Most of these drugs have only been around for 20 years or less, and scientists don’t know what the long-term effects will be.
“Ambien shouldn’t be prescribed for more than two weeks, but people end up using it forever. It’s referred to as ‘habit forming’ not ‘addictive.’ People end up taking higher and higher doses of these drugs for years, and no one knows what the long-term effects of these drugs are,” Wolf-Meyer says.
Coffee Fix
Of course, prescription drugs aren’t the most common way Americans cope with a lack of sleep. Wolf-Meyer cites most American’s mechanical grab for a cup of coffee in the morning and asks: Why are we that tired after we wake up? Why do we need to be that alert first thing in the morning?
“Our social obligations dictate our biological desires,” he says. “My need for coffee is not just my taste for coffee, it’s because my son requires me to be awake so we can watch Sesame Street together at 7 in the morning.”
In the afternoon, when we’re tempted to pour another, he believes we should just as easily be able to stroll to the nearest napping center as we do the nearest coffee shop. He tells of a sleep doctor he used to know who joked that humans have a nervous system that works optimally with one cup of coffee.
“Everyone believed it, but of course it’s a joke. Our ancestors were not drinking cups of coffee in the cave. There’s nothing natural about our caffeine consumption,” he says.
Napping in Shame
Wolf-Meyer discusses a pervasive feeling in society he describes as “the shame of napping.” Historically, this connection between sleep and laziness can be traced back to the Protestant work ethic of our forefathers. Benjamin Franklin was “early to bed and early to rise,” and religious writings warn against being awake too late and sleeping past dawn because, in short, what sort of mischief were you trying to get up to during the night?
There is historical evidence to suggest humans used to sleep bi-phasically. We’d go to bed earlier, wake up for a period of time in the middle of the night and sleep a little later. The traditional siesta in Spanish cultures arose out of a need to rest in the afternoon to counter a later bedtime. But in the last 20 years Spain has realized that there’s no way it can remain a world economic power if no one holds meetings between noon and 4pm every day.
A Simple Solution
The modern demands of our society make this kind of rest nearly impossible. So what can the sleepless masses do?
Wolf-Meyer offers a simple prescription: “People should sleep when they’re sleepy and not sleep when they aren’t.”
Our biggest problem, he says, is that we think we need to be in bed at a certain time, and awake at a certain time.
“If you’re not sleepy at 10 o’clock, just don’t go to bed. Even if it means you’ll get less sleep than you think you should, you’re better off staying out of bed than laying in bed and staring at the clock,” he says. “Part of that is behavioral: the more time you spend in bed not sleeping, the more sleep becomes this problem in your life. If it means you need to take a nap the next day or go to bed at 8 o’clock the next night, that’s fine.”
Most importantly, he suggests that we avoid using drugs, in whatever form, as a crutch: “Medicine draws the line between alternative orders and disorders.

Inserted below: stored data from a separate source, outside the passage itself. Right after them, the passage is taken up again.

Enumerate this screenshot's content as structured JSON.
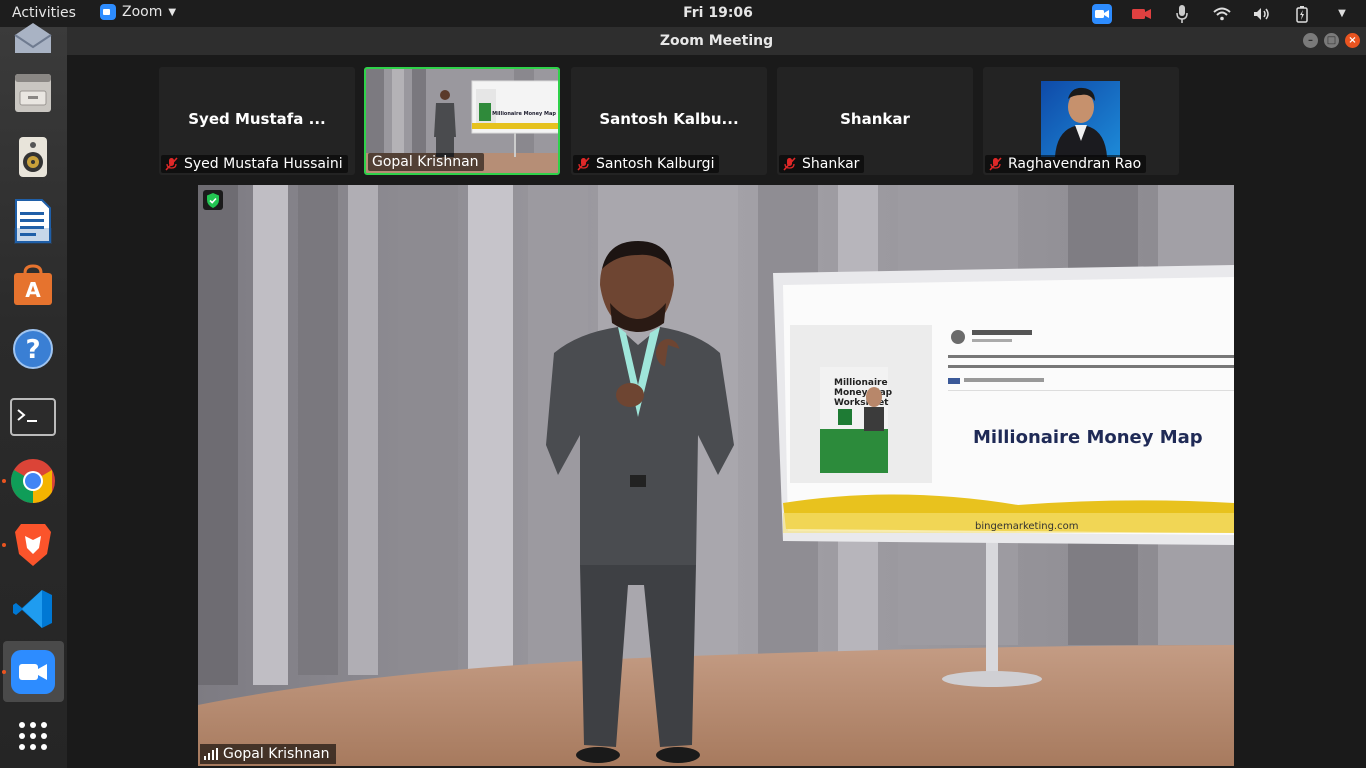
{
  "topbar": {
    "activities": "Activities",
    "app_name": "Zoom",
    "clock": "Fri 19:06"
  },
  "window": {
    "title": "Zoom Meeting"
  },
  "dock": {
    "items": [
      "mail-icon",
      "file-manager-icon",
      "speaker-icon",
      "writer-icon",
      "software-store-icon",
      "help-icon",
      "terminal-icon",
      "chrome-icon",
      "brave-icon",
      "vscode-icon",
      "zoom-icon",
      "app-grid-icon"
    ]
  },
  "participants": [
    {
      "display": "Syed Mustafa ...",
      "label": "Syed Mustafa Hussaini",
      "muted": true
    },
    {
      "display": "",
      "label": "Gopal Krishnan",
      "muted": false,
      "active": true
    },
    {
      "display": "Santosh Kalbu...",
      "label": "Santosh Kalburgi",
      "muted": true
    },
    {
      "display": "Shankar",
      "label": "Shankar",
      "muted": true
    },
    {
      "display": "",
      "label": "Raghavendran Rao",
      "muted": true
    }
  ],
  "main_video": {
    "speaker": "Gopal Krishnan",
    "screen_title": "Millionaire Money Map",
    "screen_product": "Millionaire Money Map Worksheet",
    "screen_url": "bingemarketing.com"
  },
  "colors": {
    "active_border": "#2fd24a",
    "zoom_blue": "#2d8cff",
    "ubuntu_orange": "#e95420",
    "muted_red": "#e02828"
  }
}
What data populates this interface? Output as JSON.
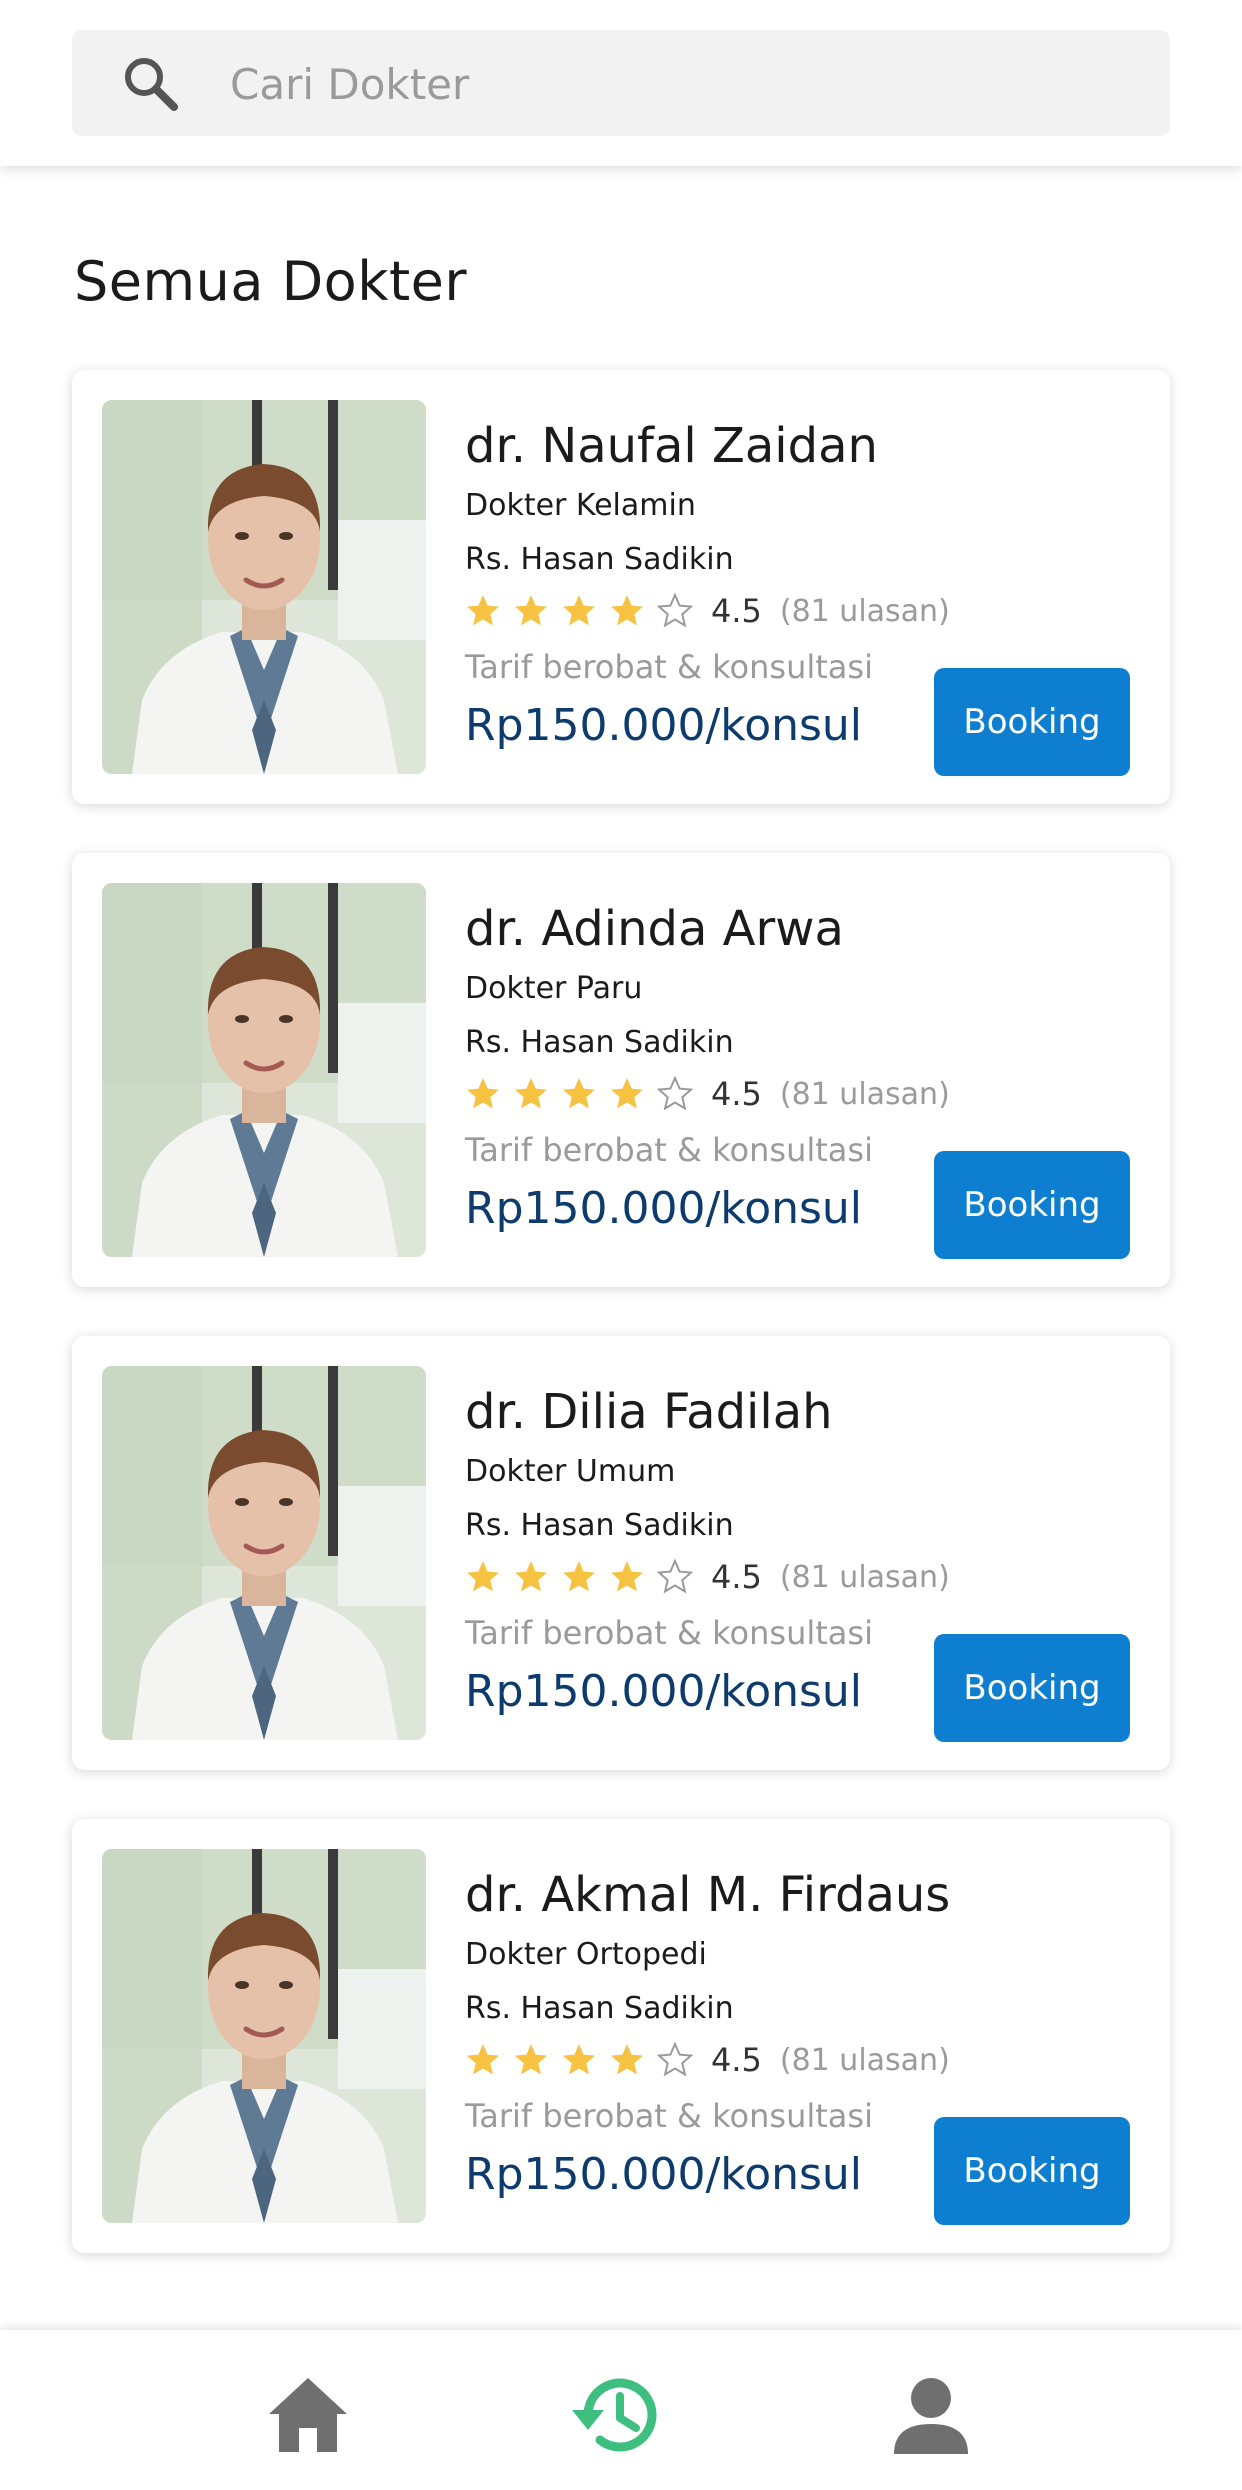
{
  "search": {
    "placeholder": "Cari Dokter",
    "value": ""
  },
  "section_title": "Semua Dokter",
  "doctors": [
    {
      "name": "dr. Naufal Zaidan",
      "specialty": "Dokter Kelamin",
      "hospital": "Rs. Hasan Sadikin",
      "rating": "4.5",
      "stars": 4,
      "reviews": "(81 ulasan)",
      "tariff_label": "Tarif berobat & konsultasi",
      "price": "Rp150.000/konsul",
      "button": "Booking"
    },
    {
      "name": "dr. Adinda Arwa",
      "specialty": "Dokter Paru",
      "hospital": "Rs. Hasan Sadikin",
      "rating": "4.5",
      "stars": 4,
      "reviews": "(81 ulasan)",
      "tariff_label": "Tarif berobat & konsultasi",
      "price": "Rp150.000/konsul",
      "button": "Booking"
    },
    {
      "name": "dr. Dilia Fadilah",
      "specialty": "Dokter Umum",
      "hospital": "Rs. Hasan Sadikin",
      "rating": "4.5",
      "stars": 4,
      "reviews": "(81 ulasan)",
      "tariff_label": "Tarif berobat & konsultasi",
      "price": "Rp150.000/konsul",
      "button": "Booking"
    },
    {
      "name": "dr. Akmal M. Firdaus",
      "specialty": "Dokter Ortopedi",
      "hospital": "Rs. Hasan Sadikin",
      "rating": "4.5",
      "stars": 4,
      "reviews": "(81 ulasan)",
      "tariff_label": "Tarif berobat & konsultasi",
      "price": "Rp150.000/konsul",
      "button": "Booking"
    }
  ],
  "bottom_nav": [
    {
      "icon": "home-icon",
      "active": false
    },
    {
      "icon": "history-icon",
      "active": true
    },
    {
      "icon": "profile-icon",
      "active": false
    }
  ],
  "colors": {
    "accent": "#0e7fd0",
    "price": "#0d3b6e",
    "star": "#f5c242",
    "nav_active": "#3fbf7f",
    "nav_inactive": "#6f6f6f"
  }
}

If you can live unproblematically with your sleep schedule, whatever that is, and you’re doing no harm to yourself or those around you, then it’s not very disorderly.”
But sleep disorders, of course, are very real.
“If in order to maintain your sleep schedule, you’re consuming 12 cans of Mountain Dew a day, or taking trucker speed, and then you have to take Ambien to go to sleep at night, there’s clearly something wrong there,” he says.
Science still isn’t sure why humans—or any organisms, in fact—need sleep. But a more conscious understanding of why we sleep the way we do might make our periods of unconsciousness more restful.